Ilya Naymushin/Reuters
In a note on Thursday, John LaForge, head of real asset strategy at Wells Fargo, answered a series of client questions on gold, which have been the "lion's share" of all inquiries.
That's not surprising, given that gold is up 23% this year.
But the better play in gold is platinum, which has gained an equally impressive 21% year-to-date.
"Gold's recent run has made platinum look downright cheap at almost $200 per ounce cheaper," LaForge wrote.
He included the following two charts. The top chart pairs the prices of gold and platinum, while the bottom chart shows the difference, or spread, between gold and platinum prices over time.

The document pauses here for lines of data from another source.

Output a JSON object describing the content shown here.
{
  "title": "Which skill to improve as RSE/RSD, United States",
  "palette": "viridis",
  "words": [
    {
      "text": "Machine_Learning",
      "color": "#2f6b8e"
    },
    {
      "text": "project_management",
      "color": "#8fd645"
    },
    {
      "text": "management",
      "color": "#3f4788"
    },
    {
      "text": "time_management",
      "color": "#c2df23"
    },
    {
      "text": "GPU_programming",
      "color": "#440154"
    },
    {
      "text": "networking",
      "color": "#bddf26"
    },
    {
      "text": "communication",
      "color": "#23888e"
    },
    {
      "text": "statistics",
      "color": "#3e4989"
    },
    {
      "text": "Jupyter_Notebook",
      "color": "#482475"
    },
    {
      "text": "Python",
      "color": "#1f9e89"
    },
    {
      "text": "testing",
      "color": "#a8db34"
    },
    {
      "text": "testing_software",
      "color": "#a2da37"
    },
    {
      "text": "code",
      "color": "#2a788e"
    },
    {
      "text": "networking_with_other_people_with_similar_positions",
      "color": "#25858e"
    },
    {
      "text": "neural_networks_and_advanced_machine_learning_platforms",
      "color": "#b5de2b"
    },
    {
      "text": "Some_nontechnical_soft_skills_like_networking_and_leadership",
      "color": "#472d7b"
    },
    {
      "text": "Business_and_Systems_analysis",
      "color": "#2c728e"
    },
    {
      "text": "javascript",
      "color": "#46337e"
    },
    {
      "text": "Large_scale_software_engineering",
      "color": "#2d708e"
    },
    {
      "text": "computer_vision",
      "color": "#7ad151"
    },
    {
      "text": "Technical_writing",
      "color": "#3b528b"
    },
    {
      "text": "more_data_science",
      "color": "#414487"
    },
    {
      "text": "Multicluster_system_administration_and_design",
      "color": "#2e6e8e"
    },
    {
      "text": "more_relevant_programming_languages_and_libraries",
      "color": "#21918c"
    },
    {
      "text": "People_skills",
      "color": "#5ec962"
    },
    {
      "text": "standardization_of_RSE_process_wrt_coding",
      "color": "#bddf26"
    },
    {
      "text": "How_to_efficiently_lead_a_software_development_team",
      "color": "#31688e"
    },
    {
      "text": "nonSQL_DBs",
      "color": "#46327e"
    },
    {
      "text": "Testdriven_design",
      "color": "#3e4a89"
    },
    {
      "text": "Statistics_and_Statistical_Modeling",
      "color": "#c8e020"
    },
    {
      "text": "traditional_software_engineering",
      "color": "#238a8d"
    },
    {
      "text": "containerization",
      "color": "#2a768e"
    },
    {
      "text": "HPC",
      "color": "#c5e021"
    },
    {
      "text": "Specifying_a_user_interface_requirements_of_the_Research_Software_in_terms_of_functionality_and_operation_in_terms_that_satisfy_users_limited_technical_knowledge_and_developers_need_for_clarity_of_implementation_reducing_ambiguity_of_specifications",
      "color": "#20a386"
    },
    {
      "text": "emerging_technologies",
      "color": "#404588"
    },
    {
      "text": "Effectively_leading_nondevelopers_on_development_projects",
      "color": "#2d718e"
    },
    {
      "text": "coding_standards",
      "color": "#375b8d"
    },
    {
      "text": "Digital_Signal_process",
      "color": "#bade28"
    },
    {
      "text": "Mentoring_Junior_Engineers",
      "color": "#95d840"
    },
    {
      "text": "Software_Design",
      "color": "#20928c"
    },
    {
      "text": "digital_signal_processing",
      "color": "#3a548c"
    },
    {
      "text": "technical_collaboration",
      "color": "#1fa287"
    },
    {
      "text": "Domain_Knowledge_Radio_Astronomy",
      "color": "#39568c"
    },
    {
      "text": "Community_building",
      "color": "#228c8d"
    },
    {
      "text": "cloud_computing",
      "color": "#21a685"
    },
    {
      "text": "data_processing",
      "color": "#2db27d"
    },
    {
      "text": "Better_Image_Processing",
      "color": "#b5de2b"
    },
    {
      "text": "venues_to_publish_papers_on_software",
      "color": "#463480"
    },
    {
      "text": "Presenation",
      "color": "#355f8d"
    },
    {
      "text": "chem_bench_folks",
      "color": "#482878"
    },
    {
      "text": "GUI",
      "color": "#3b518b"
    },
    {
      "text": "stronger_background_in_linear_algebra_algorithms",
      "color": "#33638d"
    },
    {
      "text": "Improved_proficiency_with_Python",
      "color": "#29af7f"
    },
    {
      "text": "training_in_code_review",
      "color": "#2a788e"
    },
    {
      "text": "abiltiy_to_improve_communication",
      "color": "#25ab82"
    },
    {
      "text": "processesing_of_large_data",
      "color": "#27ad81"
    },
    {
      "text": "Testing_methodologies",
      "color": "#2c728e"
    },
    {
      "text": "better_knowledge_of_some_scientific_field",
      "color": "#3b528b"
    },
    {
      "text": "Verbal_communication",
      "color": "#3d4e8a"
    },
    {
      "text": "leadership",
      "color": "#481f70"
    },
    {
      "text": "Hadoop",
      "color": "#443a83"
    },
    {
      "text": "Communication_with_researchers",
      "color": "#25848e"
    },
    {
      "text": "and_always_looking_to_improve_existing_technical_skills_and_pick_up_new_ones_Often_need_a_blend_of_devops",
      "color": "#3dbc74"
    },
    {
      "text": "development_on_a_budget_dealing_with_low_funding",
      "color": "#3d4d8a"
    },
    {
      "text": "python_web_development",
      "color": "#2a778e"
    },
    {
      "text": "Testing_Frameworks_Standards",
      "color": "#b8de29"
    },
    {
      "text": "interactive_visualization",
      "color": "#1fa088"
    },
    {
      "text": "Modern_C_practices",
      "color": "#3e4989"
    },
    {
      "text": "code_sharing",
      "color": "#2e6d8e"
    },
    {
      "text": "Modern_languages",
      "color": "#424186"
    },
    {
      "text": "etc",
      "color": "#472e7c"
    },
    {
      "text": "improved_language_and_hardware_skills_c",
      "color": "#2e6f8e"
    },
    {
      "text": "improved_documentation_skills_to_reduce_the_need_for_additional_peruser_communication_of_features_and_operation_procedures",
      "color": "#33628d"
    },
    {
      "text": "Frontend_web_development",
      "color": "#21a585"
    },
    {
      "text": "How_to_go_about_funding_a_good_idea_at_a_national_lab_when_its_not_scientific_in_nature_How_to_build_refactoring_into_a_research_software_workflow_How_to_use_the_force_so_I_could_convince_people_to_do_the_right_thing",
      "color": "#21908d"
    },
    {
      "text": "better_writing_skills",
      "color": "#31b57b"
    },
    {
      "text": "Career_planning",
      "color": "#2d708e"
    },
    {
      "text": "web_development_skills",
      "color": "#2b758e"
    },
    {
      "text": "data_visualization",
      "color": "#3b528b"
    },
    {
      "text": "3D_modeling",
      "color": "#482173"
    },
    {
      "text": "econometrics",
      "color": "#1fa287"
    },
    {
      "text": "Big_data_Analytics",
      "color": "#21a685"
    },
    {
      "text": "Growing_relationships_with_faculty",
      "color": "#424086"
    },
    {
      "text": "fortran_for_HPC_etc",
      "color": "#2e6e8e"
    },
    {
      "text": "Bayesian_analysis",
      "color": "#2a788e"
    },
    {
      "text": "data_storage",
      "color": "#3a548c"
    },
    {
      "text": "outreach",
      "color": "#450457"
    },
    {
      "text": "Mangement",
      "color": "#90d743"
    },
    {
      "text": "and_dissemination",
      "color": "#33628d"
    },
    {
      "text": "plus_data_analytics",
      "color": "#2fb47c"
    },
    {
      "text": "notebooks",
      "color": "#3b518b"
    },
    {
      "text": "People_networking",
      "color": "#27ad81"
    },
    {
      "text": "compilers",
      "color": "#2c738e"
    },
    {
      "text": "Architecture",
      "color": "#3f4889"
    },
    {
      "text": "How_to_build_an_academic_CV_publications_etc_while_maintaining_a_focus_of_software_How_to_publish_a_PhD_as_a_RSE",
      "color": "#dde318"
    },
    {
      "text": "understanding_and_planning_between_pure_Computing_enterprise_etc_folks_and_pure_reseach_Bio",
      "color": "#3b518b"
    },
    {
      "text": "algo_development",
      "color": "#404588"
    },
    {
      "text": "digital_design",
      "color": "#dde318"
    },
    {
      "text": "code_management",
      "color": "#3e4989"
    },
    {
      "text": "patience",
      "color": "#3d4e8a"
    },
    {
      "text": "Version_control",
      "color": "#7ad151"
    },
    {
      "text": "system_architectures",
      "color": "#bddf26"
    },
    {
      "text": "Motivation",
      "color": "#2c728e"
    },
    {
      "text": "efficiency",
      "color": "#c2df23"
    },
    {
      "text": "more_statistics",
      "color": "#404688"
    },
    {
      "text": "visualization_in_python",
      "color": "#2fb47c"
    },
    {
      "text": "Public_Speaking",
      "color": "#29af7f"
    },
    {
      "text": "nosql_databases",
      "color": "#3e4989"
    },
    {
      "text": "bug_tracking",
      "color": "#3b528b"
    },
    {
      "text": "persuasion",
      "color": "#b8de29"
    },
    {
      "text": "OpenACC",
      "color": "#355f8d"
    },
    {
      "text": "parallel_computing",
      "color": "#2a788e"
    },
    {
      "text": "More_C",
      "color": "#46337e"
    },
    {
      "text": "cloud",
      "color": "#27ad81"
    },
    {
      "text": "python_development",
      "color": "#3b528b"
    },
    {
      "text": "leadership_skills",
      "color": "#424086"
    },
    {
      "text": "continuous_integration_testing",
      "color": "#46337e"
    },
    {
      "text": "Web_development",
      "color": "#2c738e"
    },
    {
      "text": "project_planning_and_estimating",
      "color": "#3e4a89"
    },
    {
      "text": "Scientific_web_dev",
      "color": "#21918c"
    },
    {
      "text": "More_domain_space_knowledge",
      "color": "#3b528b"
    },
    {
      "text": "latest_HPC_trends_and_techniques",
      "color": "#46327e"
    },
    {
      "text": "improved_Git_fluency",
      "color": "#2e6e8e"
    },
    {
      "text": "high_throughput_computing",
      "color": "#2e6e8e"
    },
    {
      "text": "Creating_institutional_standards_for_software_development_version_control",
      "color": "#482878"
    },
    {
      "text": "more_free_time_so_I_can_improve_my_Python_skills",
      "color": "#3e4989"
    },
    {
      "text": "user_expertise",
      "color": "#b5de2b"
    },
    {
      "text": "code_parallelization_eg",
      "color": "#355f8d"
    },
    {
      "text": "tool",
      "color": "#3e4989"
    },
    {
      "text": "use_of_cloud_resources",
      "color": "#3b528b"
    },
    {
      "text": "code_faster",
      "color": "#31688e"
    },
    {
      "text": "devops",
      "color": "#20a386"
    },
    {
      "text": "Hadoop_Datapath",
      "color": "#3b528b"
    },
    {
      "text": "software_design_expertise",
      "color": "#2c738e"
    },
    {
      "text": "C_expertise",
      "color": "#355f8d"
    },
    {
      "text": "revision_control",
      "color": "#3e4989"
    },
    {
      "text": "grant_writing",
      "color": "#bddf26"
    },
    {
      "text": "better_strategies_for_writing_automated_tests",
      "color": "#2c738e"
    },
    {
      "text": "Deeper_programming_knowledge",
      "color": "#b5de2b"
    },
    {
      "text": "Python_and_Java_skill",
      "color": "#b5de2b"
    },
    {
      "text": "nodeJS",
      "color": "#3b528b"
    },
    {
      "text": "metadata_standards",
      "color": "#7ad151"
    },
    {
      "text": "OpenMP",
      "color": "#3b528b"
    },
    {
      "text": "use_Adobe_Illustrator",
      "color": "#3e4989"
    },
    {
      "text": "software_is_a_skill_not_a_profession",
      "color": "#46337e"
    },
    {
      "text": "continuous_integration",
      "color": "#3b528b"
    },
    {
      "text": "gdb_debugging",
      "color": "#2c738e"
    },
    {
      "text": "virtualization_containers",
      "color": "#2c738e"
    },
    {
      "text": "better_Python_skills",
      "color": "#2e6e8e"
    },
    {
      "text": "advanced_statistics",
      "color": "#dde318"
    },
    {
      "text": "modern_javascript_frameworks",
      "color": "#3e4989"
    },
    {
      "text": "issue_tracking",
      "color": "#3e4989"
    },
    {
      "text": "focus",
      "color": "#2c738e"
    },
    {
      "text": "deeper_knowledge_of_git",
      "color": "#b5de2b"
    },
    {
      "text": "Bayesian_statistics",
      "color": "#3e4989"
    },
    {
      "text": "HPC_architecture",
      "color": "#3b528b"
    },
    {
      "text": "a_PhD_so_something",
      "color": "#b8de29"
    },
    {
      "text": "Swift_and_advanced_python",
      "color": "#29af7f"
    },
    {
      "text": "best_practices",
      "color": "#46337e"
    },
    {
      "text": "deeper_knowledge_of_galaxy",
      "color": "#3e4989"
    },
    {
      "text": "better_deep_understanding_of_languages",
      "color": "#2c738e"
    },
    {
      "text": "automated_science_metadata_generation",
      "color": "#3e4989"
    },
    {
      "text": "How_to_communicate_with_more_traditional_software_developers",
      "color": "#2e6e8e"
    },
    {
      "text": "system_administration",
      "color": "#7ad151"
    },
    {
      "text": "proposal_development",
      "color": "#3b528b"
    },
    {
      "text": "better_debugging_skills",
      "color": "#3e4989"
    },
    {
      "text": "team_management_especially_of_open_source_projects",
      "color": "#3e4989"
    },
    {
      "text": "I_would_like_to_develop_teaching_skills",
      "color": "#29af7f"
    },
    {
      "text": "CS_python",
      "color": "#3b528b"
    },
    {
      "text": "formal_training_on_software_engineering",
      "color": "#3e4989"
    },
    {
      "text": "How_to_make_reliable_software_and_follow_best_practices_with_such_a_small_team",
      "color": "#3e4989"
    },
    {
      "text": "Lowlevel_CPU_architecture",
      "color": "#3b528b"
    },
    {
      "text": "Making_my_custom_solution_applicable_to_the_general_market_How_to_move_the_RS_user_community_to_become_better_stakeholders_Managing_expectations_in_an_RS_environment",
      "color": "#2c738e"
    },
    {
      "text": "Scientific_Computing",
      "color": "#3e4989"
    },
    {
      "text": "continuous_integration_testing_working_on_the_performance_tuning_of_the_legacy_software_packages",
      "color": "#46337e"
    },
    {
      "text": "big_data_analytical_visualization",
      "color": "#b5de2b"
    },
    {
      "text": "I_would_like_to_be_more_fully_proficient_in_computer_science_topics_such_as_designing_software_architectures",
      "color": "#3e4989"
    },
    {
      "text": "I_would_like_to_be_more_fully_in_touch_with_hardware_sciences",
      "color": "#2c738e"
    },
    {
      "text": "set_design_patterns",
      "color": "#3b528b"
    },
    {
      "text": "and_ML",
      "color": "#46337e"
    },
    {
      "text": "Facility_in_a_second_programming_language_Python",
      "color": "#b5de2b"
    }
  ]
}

When the purple line in the second chart falls below zero, it means platinum is more expensive than gold. Above zero, like it is right now, platinum is cheaper than gold."We believe that this spread difference will close over the coming years, and gold will once again be cheaper than platinum," LaForge wrote. "The ideal investment positioning here is to go long platinum, short gold, or what we call a spread trade."
Investors who bet only on higher platinum prices could be burned because a drop in gold could drag platinum with it, LaForge said.
He does not think clients should buy more gold today, with prices near $1,350 per ounce. That's because like other commodities, gold could eventually capitulate to the so-called bear super-cycle that has taken over other commodities.
Gold is likely to drop to $1,050, the low reached in December 2015, LaForge said.
"We believe that gold should be owned in a portfolio, but for long-term strategic buyers looking to accumulate, we believe that better entry points will be seen in the next few years," LaForge wrote.